Chapître 15 - Finistère, hiver 2009. Automne 2010.

Yesirah s’était recluse de jours en jours. De retour au pays de la mer et des brumes, qui l’avait vu naître, elle s’était pliée à la mélancolie des saisons, au silence des dunes, à l’opacité de l’eau grise.

Quelques jours après sa rupture d’avec Darkam, elle avait plongé dans la mer froide, en quête du silence parfait, là où le remords n’atteint pas les tympans.  La morsure initiale du froid avait produit l’effet brutal qu’elle recherchait.  Elle avait nagé longtemps. Les membres raidis s’étaient déliés à mesure que la température de son corps s’accordait au liquide. Elle laissait ses bras l’emmener. Elle n’avait rien trouvé, aux abords du large. Rien que l’horizon droit et insondable. Sentant de nouveau les effets du froid, elle était rentrée amère.
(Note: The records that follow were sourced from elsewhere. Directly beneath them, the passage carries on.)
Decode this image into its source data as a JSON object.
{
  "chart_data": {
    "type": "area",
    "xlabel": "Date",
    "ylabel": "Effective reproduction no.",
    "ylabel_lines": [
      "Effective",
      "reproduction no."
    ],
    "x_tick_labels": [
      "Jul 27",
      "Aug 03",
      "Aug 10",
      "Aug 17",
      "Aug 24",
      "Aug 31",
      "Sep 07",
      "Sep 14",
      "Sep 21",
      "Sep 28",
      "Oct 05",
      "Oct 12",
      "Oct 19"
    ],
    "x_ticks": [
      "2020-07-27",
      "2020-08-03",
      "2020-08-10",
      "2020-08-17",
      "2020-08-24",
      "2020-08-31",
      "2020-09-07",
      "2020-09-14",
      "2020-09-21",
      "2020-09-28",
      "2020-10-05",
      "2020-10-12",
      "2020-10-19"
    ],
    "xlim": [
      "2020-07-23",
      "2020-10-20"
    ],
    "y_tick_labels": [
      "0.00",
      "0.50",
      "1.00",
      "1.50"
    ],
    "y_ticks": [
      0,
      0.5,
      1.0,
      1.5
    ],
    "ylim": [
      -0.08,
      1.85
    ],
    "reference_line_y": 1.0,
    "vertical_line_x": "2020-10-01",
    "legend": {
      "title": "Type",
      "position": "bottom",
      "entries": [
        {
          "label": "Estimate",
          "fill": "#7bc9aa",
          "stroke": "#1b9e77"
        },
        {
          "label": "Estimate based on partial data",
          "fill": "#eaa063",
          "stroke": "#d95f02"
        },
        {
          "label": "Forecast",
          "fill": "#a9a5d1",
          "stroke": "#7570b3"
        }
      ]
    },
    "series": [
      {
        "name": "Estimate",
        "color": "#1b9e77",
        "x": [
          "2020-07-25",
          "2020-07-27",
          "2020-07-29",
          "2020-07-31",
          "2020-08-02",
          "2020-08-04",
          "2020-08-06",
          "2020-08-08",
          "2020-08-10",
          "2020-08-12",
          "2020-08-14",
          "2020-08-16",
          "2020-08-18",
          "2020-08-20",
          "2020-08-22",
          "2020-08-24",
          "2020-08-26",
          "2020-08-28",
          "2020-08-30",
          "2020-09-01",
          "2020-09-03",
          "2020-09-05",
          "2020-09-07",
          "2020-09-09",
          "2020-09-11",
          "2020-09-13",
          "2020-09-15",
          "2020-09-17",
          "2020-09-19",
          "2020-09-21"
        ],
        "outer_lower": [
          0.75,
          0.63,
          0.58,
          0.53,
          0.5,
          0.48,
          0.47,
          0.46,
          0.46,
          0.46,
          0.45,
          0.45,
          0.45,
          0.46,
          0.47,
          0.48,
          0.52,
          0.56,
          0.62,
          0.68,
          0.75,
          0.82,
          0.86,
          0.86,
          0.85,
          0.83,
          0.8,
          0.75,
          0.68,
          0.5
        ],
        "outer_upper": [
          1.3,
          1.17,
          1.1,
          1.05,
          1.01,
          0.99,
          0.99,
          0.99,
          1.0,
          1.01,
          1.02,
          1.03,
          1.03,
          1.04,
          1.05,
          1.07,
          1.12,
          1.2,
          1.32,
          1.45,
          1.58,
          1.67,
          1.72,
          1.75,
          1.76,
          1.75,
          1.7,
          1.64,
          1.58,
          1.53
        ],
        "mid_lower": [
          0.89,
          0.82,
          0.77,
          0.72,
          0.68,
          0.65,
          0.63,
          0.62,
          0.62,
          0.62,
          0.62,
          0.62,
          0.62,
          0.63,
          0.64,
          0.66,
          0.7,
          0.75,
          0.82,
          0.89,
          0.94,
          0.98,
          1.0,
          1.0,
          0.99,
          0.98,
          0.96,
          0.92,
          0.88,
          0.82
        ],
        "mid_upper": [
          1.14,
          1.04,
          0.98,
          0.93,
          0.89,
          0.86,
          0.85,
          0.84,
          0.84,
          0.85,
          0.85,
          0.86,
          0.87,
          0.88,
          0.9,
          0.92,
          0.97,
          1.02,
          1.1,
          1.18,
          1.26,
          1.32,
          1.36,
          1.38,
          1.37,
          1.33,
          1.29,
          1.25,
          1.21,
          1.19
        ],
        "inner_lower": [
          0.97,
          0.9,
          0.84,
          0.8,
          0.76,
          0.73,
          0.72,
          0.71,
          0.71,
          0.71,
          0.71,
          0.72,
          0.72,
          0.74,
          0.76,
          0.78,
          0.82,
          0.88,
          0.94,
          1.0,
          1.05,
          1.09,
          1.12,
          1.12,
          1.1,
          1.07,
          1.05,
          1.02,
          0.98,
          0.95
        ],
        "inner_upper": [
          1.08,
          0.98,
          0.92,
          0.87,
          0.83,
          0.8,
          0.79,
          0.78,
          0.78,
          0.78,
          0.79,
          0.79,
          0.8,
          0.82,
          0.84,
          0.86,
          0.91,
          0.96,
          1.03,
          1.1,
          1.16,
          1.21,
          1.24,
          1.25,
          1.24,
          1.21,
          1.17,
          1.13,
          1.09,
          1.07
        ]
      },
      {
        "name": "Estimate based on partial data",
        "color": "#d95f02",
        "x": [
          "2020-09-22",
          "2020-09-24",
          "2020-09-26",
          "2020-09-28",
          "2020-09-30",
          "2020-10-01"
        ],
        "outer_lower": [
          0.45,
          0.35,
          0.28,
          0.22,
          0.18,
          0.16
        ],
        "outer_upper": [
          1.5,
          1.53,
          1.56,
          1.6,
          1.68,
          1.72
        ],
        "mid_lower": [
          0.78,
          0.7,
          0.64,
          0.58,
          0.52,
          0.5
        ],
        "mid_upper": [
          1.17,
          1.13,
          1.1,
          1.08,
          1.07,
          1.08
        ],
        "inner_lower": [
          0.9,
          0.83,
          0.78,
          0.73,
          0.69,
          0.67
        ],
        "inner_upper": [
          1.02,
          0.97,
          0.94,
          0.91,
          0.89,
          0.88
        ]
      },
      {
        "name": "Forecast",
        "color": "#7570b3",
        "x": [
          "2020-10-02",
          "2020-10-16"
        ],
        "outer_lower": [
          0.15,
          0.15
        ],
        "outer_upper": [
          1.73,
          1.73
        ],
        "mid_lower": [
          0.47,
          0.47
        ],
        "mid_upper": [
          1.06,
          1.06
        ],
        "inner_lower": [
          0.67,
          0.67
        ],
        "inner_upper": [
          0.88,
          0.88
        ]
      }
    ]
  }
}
Une fatigue inexplicable avait eu raison de son énergie et de son corps. Elle se laissa doucement aller. L’automne passa, l’hiver égrena ses jours vides. L’image d’Antise était partout. Elle s’y reliait volontairement. Elle se mit à imaginer qu’ils étaient en lien. Elle lui écrivait, toujours. Il ne répondait pas ; elle savait qu’il la lisait. Elle s’égarait dans les limbes du souvenir, croyait ressusciter sa présence, et dans des accès de fièvre, s’imagina un soir qu’il répondrait à ses invitations. Qu’il réapparaîtrait sur la frange de dune affaissée où ils s’étaient assis, un soir d’août, silencieux et réunis, après une ultime tempête. Il n’était pas venu, et à force de susciter son image, elle avait construit sa vie autour de son attente. Les périodes de fièvre où son imagination délirait alternaient avec des semaines d’abattement. Apathique, Yesirah se traînait de jours en jours, l’esprit troué, ouvert aux courants d’airs, errant sans but à travers le monde des autres. Les menus événements qui l’auraient stimulée avant l’indifféraient. L’été qui déroula ses paysages sublimes creusait son mal être, l’approfondissait. Les gens lui paraissaient insipides et inaptes à réveiller son intérêt. Elle ne quittait plus son appartement, qu’elle avait meublé sommairement, une petite mansarde sous les toits, confortable et douillette. Elle n’y fit entrer personne durant des mois. Confite dans la chaleur de sa bulle, elle se laissait mourir.

Dans des moments de lucidité, elle se voyait d’en haut, détruire sa personne à petit feu, lentement, sans que le monde extérieur s’en rende compte. Dans un sursaut de conscience, elle fit appel à un de ses anciens amis. C’était la seule personne face à qui elle pût se sentir autorisée à être ce qu’elle était- une femme en deuil, vieillie trop tôt, se débattant avec le vide. Ils se virent de plus en plus souvent. Un semblant de vie lui revenait parfois. Elle s’y accrocha.